De quelle manière ? En percevant à l'aide de la connaissance tournée vers l'extérieur le domaine sensoriel entier fait d'expériences objectives (le bleu, etc.) ou subjectives (le plaisir, etc.) il érige le Tout en un seul lieu, en soi-même saisi comme identique à Sankara, le créateur. Selon la stance II, 4 : « ... quant à parole, sens, pensée, point d'état qui ne soit Siva. »
Ériger toute chose, signifie prendre conscience qu'on n'en diffère pas, que ce soit dans le samadhi-yeux-fermés ou dans le samadhi-yeux-ouverts ; tout en demeurant imperturbable à l'état initial et à l'état final, il faut aussi voir dans l'état intermédiaire lui-même une cristallisation de la sève de la Conscience.

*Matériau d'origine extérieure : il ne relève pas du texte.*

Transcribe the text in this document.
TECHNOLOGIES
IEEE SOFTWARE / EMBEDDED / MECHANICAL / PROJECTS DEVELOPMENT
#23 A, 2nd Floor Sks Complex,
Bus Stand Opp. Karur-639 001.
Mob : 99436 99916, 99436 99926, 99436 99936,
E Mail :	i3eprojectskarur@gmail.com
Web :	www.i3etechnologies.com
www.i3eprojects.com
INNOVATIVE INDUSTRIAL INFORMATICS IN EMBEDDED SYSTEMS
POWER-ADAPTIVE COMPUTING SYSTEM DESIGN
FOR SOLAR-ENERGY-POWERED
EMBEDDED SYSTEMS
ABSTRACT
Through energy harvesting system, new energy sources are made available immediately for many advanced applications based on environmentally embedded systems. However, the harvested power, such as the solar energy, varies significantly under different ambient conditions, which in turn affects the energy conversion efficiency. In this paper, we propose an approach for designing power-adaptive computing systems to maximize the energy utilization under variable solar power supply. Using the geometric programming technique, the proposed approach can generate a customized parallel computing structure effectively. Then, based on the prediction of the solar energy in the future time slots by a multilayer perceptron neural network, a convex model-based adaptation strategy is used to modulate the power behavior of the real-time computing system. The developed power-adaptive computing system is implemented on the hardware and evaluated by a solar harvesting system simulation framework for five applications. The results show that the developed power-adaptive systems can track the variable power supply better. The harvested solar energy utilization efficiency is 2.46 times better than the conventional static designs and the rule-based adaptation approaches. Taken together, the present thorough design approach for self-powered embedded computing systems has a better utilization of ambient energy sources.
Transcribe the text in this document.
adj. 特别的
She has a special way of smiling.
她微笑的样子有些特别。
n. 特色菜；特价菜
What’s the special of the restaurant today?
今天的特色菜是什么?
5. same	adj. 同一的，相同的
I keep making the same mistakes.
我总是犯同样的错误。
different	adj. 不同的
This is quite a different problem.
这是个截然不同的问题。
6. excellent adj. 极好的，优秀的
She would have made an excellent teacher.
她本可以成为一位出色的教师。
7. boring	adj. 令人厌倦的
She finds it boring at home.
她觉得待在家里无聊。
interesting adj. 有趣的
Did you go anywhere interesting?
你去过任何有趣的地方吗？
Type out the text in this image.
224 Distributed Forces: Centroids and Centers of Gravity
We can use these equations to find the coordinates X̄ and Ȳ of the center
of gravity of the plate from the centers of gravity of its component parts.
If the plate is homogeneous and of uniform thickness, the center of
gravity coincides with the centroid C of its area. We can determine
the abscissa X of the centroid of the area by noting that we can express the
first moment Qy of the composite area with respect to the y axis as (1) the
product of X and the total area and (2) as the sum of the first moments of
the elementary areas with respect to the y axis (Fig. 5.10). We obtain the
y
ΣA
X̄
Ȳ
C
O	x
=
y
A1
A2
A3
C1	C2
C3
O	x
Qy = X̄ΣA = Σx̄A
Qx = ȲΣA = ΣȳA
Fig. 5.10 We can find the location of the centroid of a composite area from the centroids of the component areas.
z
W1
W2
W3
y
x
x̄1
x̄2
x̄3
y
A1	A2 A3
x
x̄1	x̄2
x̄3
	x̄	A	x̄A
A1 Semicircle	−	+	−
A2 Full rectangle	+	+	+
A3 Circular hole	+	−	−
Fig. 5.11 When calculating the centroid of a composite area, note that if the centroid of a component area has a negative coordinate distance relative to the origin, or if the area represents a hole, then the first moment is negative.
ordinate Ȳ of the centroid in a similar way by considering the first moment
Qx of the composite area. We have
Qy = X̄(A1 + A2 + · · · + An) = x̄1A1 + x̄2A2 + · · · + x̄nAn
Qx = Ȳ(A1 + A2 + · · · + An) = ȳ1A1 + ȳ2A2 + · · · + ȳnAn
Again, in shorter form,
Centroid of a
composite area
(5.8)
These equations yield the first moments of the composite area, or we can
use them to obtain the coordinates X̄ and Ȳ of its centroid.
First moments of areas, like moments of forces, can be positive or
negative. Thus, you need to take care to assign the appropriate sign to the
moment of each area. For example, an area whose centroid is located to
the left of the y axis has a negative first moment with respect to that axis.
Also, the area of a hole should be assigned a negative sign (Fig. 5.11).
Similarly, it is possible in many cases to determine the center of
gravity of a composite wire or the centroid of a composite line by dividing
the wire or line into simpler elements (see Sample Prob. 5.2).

Alors rien de limité n'est apte à tourmenter le yogi puisque le Soi est partout présent, selon le dire de l'auteur de la Pratyabhijna, Utpaladeva, dans sa Sivastotravali : « O Souverain, celui qui perçoit intuitivement et sans différenciation le cercle objectif intégral sous forme de ta merveilleuse essence, d'où lui viendrait la crainte, à lui perpétuellement heureux dans un univers que comble la plénitude de son propre Soi ? » (XIII -16)
(Ce verset traite du passage de turya à turyatita grâce à la kramamudra.)
Bhatta Kallata
Qu'il demeure toujours bien éveillé sans limiter ses énergies, tout en examinant par sa connaissance le domaine sensoriel ou le cognoscible et qu'il offre toute chose en un seul lieu, nature même de la Réalité faite de pure Science ; alors il ne sera plus tourmenté par autre chose, à savoir par l'ensemble des énergies parcellaires et obscurcissantes (kala) dont nous allons parler.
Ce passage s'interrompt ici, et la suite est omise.